Maja Sedlarević (Маја Седларевић; born 8 April 1977) is a politician in Serbia. She has served in the Assembly of Vojvodina since 2004 as a member of the League of Social Democrats of Vojvodina (LSV).

==Early life and private career==
Sedlarević was born in Sremska Mitrovica, Vojvodina, in what was then the Socialist Republic of Serbia in the Socialist Federal Republic of Yugoslavia. She was raised in the city and graduated from the University of Novi Sad's Faculty of Philosophy, in the department of Serbian language and literature. She later earned a master's degree from the university's department of gender studies; her thesis was entitled, Zastupljenost i uticaj žena u Skupštini AP Vojvodine u periodu 2000–2004. godina (English: "Representation and influence of women in the Assembly of the AP Vojvodina in the period 2000-2004"). She now lives in Novi Sad.

==Political career==
===Vojvodina===
Sedlarević joined the LSV in 1997. She served on the party's main board from 2000 to 2005 and was secretary-general and president of the executive committee of its women's forum from 2004 to 2005. She became president of the women's forum in 2006 and so joined the party's presidency. In 2012, she was chosen as director of the party's education center.

She was first elected to the Vojvodina Assembly in the 2004 provincial election. At the time, half of the members in Vojvodina's provincial assembly were elected in single-member constituency seats and the other half by proportional representation. Sedlarević was included on the electoral list for the LSV-led Together for Vojvodina coalition and was awarded one of its six list mandates.
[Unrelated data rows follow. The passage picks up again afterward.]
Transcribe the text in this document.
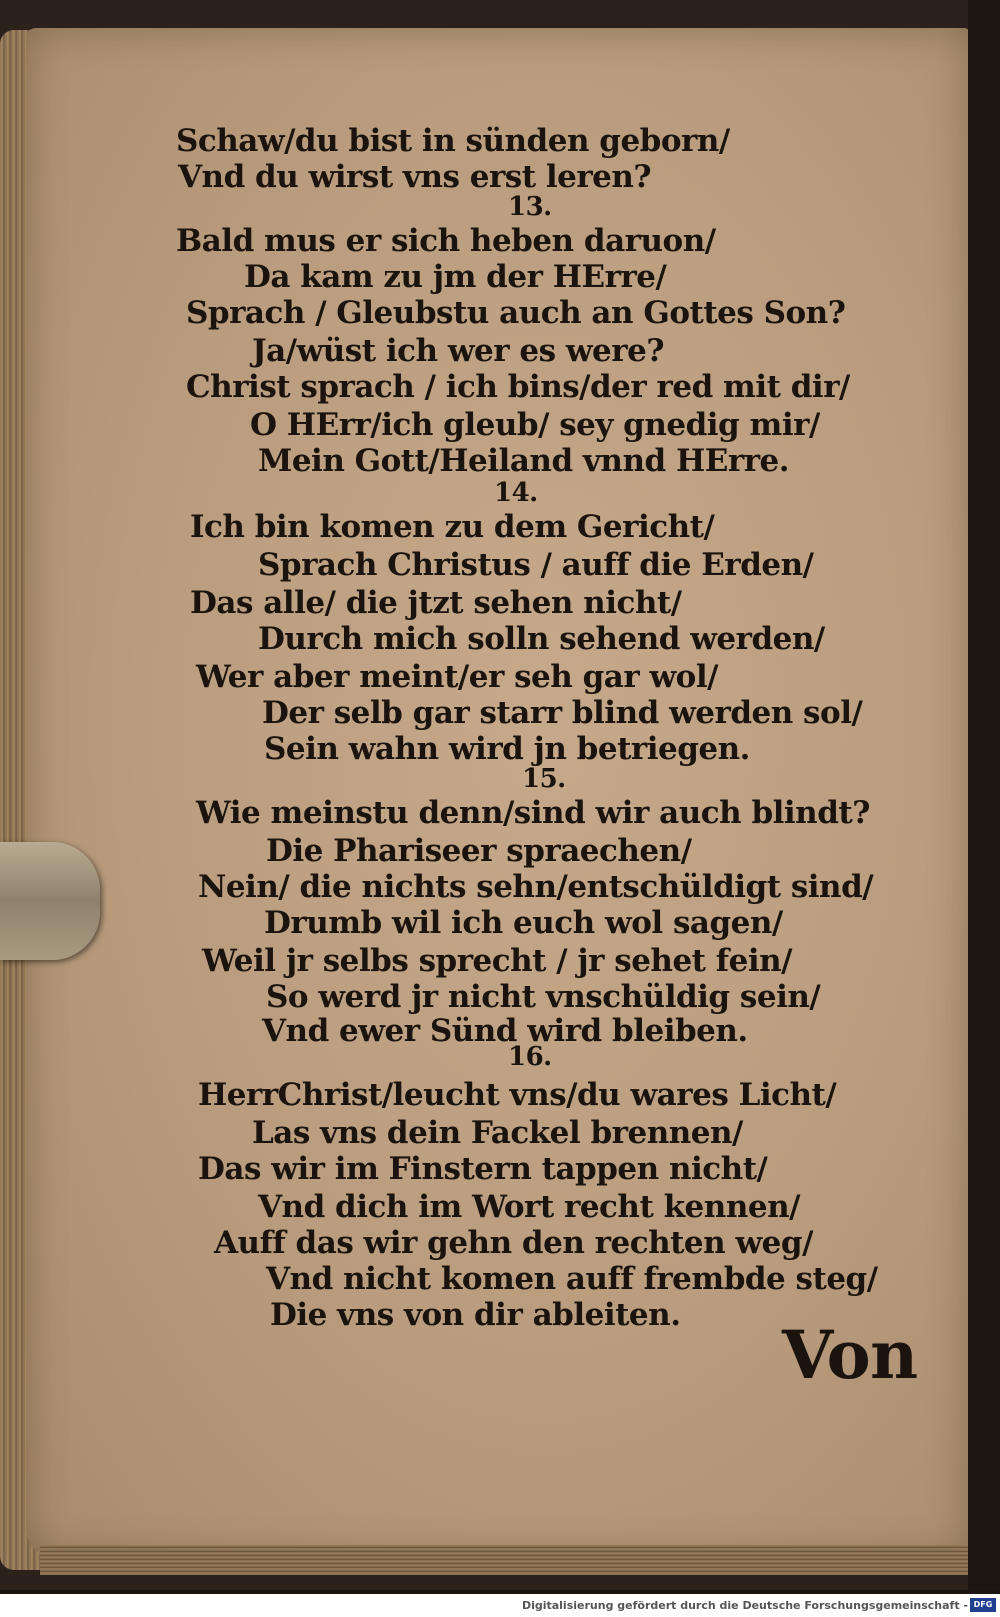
Schaw/du bist in sünden geborn/
Vnd du wirst vns erst leren?
13.
Bald mus er sich heben daruon/
Da kam zu jm der HErre/
Sprach / Gleubstu auch an Gottes Son?
Ja/wüst ich wer es were?
Christ sprach / ich bins/der red mit dir/
O HErr/ich gleub/ sey gnedig mir/
Mein Gott/Heiland vnnd HErre.
14.
Ich bin komen zu dem Gericht/
Sprach Christus / auff die Erden/
Das alle/ die jtzt sehen nicht/
Durch mich solln sehend werden/
Wer aber meint/er seh gar wol/
Der selb gar starr blind werden sol/
Sein wahn wird jn betriegen.
15.
Wie meinstu denn/sind wir auch blindt?
Die Phariseer spraechen/
Nein/ die nichts sehn/entschüldigt sind/
Drumb wil ich euch wol sagen/
Weil jr selbs sprecht / jr sehet fein/
So werd jr nicht vnschüldig sein/
Vnd ewer Sünd wird bleiben.
16.
HerrChrist/leucht vns/du wares Licht/
Las vns dein Fackel brennen/
Das wir im Finstern tappen nicht/
Vnd dich im Wort recht kennen/
Auff das wir gehn den rechten weg/
Vnd nicht komen auff frembde steg/
Die vns von dir ableiten.
Von
Digitalisierung gefördert durch die Deutsche Forschungsgemeinschaft - DFG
Together for Vojvodina joined the province's coalition government after the election, and she served as a supporter of the administration.

Sedlarević received the third position on the Together for Vojvodina list in the 2008 provincial election and was given a mandate for a second term when the list won five proportional seats. She was subsequently chosen as a vice-president (i.e., deputy speaker) of the assembly, was chair of the assembly committee on European integration and inter-regional co-operation, served on both the assembly security council and the provincial security council, and was a delegate to the Assembly of European Regions. She supported greater autonomy for Vojvodina, calling for a new constitution that would effectively provide the province with "executive, legislative and judicial power, as well as basic revenue."
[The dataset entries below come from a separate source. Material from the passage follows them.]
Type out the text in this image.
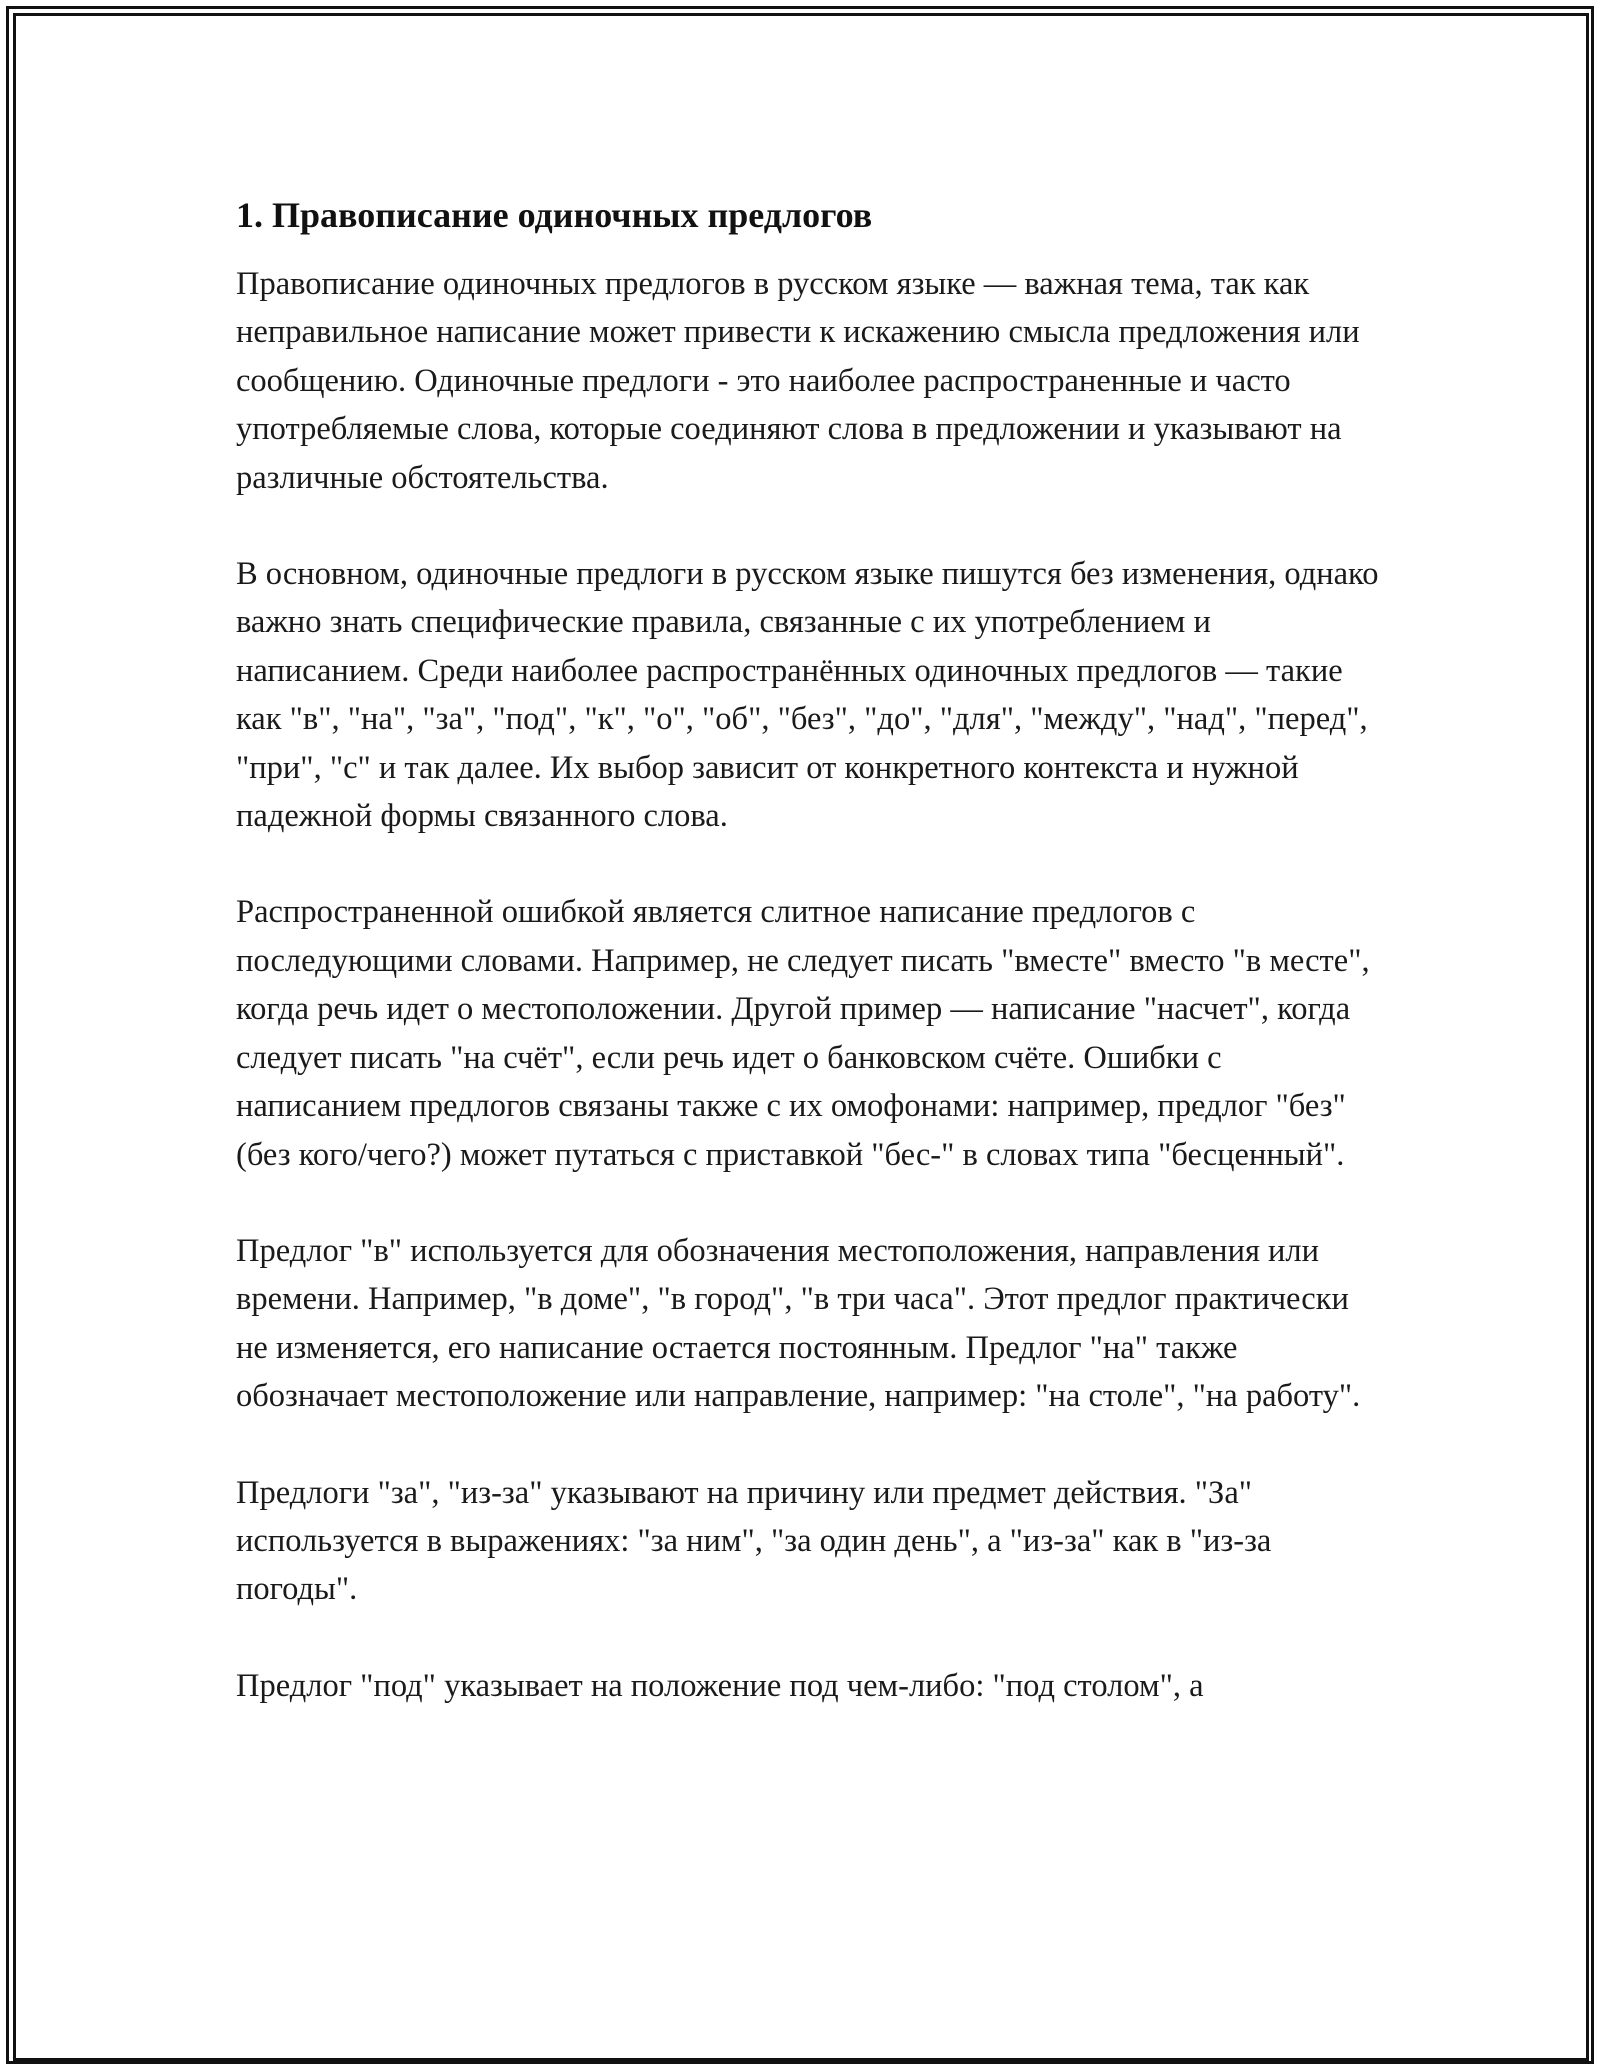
1. Правописание одиночных предлогов

Правописание одиночных предлогов в русском языке — важная тема, так как неправильное написание может привести к искажению смысла предложения или сообщению. Одиночные предлоги - это наиболее распространенные и часто употребляемые слова, которые соединяют слова в предложении и указывают на различные обстоятельства.

В основном, одиночные предлоги в русском языке пишутся без изменения, однако важно знать специфические правила, связанные с их употреблением и написанием. Среди наиболее распространённых одиночных предлогов — такие как "в", "на", "за", "под", "к", "о", "об", "без", "до", "для", "между", "над", "перед", "при", "с" и так далее. Их выбор зависит от конкретного контекста и нужной падежной формы связанного слова.

Распространенной ошибкой является слитное написание предлогов с последующими словами. Например, не следует писать "вместе" вместо "в месте", когда речь идет о местоположении. Другой пример — написание "насчет", когда следует писать "на счёт", если речь идет о банковском счёте. Ошибки с написанием предлогов связаны также с их омофонами: например, предлог "без" (без кого/чего?) может путаться с приставкой "бес-" в словах типа "бесценный".

Предлог "в" используется для обозначения местоположения, направления или времени. Например, "в доме", "в город", "в три часа". Этот предлог практически не изменяется, его написание остается постоянным. Предлог "на" также обозначает местоположение или направление, например: "на столе", "на работу".

Предлоги "за", "из-за" указывают на причину или предмет действия. "За" используется в выражениях: "за ним", "за один день", а "из-за" как в "из-за погоды".

Предлог "под" указывает на положение под чем-либо: "под столом", а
The LSV contested the 2012 provincial election under its own name and won eight mandates via the proportional system; Sedlarević received the sixth position and was re-elected. She again served as chair of the European integration and inter-regional co-operation committee and served on both the assembly and provincial security councils. In 2015, she sought to close down the Senta office of István Szávay, a member of the far-right Jobbik party in Hungary, on the grounds that the office had been used to promote inter-ethnic hatred.

Vojvodina switched to an entirely proportional system for the 2016 provincial election. Sedlarević again received the third position on the LSV list and re-elected to a fourth term when the list won nine seats. This election was won by the Serbian Progressive Party and its allies, and the LSV now serves in opposition.

Sedlarević identifies as a feminist and is a vocal supporter of abortion rights in Serbia. In 2016, she withdrew from a planned appearance at a panel discussion on women's issues after learning that representatives of Dveri and Zavetnici would be present. Sedlarević said that she could not share a stage with ultra-traditionalist and pro-fascist organizations.

She is currently an alternate member of the Chamber of Regions in the Congress of Local and Regional Authorities of the Council of Europe. She serves with the Socialist Group and is an alternate member of the current affairs committee.

===National Assembly===
Sedlarević has been a candidate for the National Assembly of Serbia on three occasions. In the 2003 parliamentary election, she was included on the LSV's Together for Tolerance list, which did not cross the electoral threshold to win representation.

The LSV contested the 2007 Serbian parliamentary election in alliance with the Liberal Democratic Party and other parties. Sedlarević received the 198th list position; the list won fifteen seats, and she was not selected for a mandate. (From 2000 to 2011, Serbian parliamentary mandates were awarded to sponsoring parties or coalitions rather than to individual candidates, and it was common practice for mandates to be awarded out of numerical order. Sedlarević could have been awarded a mandate despite her low position on the list – which was in any event mostly alphabetical – though in fact she was not.)

Serbia's electoral system was reformed in 2011, such that parliamentary mandates were awarded in numerical order to candidates on successful lists. The LSV contested the 2016 parliamentary election on a combined list with the LDP and the Social Democratic Party, winning thirteen seats. Sedlarević received the fifteenth position on the list and narrowly missed election. She is currently the next LSV candidate on the list with the right to accept a mandate if another member elected for the party leaves the assembly.